There will be trade-offs for sure, but making these types of strategic decisions will directly influence how the carrier delivers key capabilities in support of the distributor (i.e., the operating model).
One additional consideration: what will the product development strategy be? Distributors could choose anything from niche products missing in the market to a full product suite and make them distributor-exclusive or allow others to sell them. Distributors should initially focus on addressing gaps in the market with exclusive products, but keep an eye on when they may have a product that makes sense to sell to others,
2. Develop an operating model that is fit for purpose
Once distributors have made key strategic decisions, it is time to convert that strategy from a what to a how. There are three key levers distributors should consider: AI, outsourcing, internal personnel.
Any distributor developing a carrier should do so in an AI 3.0 mindset – assume that the processes and capabilities should be built with AI at the forefront and human interaction only inserted where AI is incapable of performing the task today. This provides a lean organization that positions itself well in the future: as AI continues to develop this will position the carrier (and the distributor) the next stage of AI-driven operating models.
With AI and automation at the forefront of how the carrier operates, distributors can continue to develop capabilities by outsourcing and internal hiring. There are several considerations, but distributors should consider what talent should be in-house. For example, claims may not be a critical experience to the distributor and could be outsourced to a TPA, while product development may be a capability to retain.
3. Integrate and iterate to continue to improve
In a distribution-centric model, there should be a focus on establishing a proprietary data loop to drive sales.
Full ownership provides clean, first-party data on distribution behavior and claims, which can feed back into product/actuarial/pricing decisions faster than any carrier partnership allow.
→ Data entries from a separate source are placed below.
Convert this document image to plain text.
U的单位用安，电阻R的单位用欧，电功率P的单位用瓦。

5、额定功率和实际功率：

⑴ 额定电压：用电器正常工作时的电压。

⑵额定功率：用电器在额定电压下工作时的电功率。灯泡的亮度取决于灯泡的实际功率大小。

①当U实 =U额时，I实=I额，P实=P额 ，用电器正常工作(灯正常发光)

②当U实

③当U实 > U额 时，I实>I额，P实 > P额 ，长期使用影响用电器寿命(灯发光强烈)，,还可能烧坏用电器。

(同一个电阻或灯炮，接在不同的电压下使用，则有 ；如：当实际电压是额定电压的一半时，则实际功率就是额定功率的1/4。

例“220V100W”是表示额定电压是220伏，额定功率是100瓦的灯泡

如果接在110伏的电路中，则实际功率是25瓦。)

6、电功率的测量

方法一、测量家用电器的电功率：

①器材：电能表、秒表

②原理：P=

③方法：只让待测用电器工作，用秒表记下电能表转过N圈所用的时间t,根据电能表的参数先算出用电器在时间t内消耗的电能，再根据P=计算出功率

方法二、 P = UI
To enable that, distributors need to integrate all carrier technology with the distributors existing platform – this will ensure that insights are seen end-to-end that improve the distributors ability to sell.
What comes next?
As distributors develop strategy over the next 5-10 years, they should expect to see independent distribution as a primary value driver, increased competition for advisor talent within independent channels, and an increased focus on customer centricity. The combination of those things suggest that distributor who innovate and can best serve the customer will be winners in the market.
The way to do that is simple, but not easy – leverage carrier capabilities to provide a true, distribution-led product development process. Large distributors and their investors must take immediate steps to leverage their scale to be a first in the market. Fast action will provide them with a first-mover advantage, and position them well as the market transitions. The first scaled distributor or PE-backed platform to execute this strategy will own the next decade of independent distribution.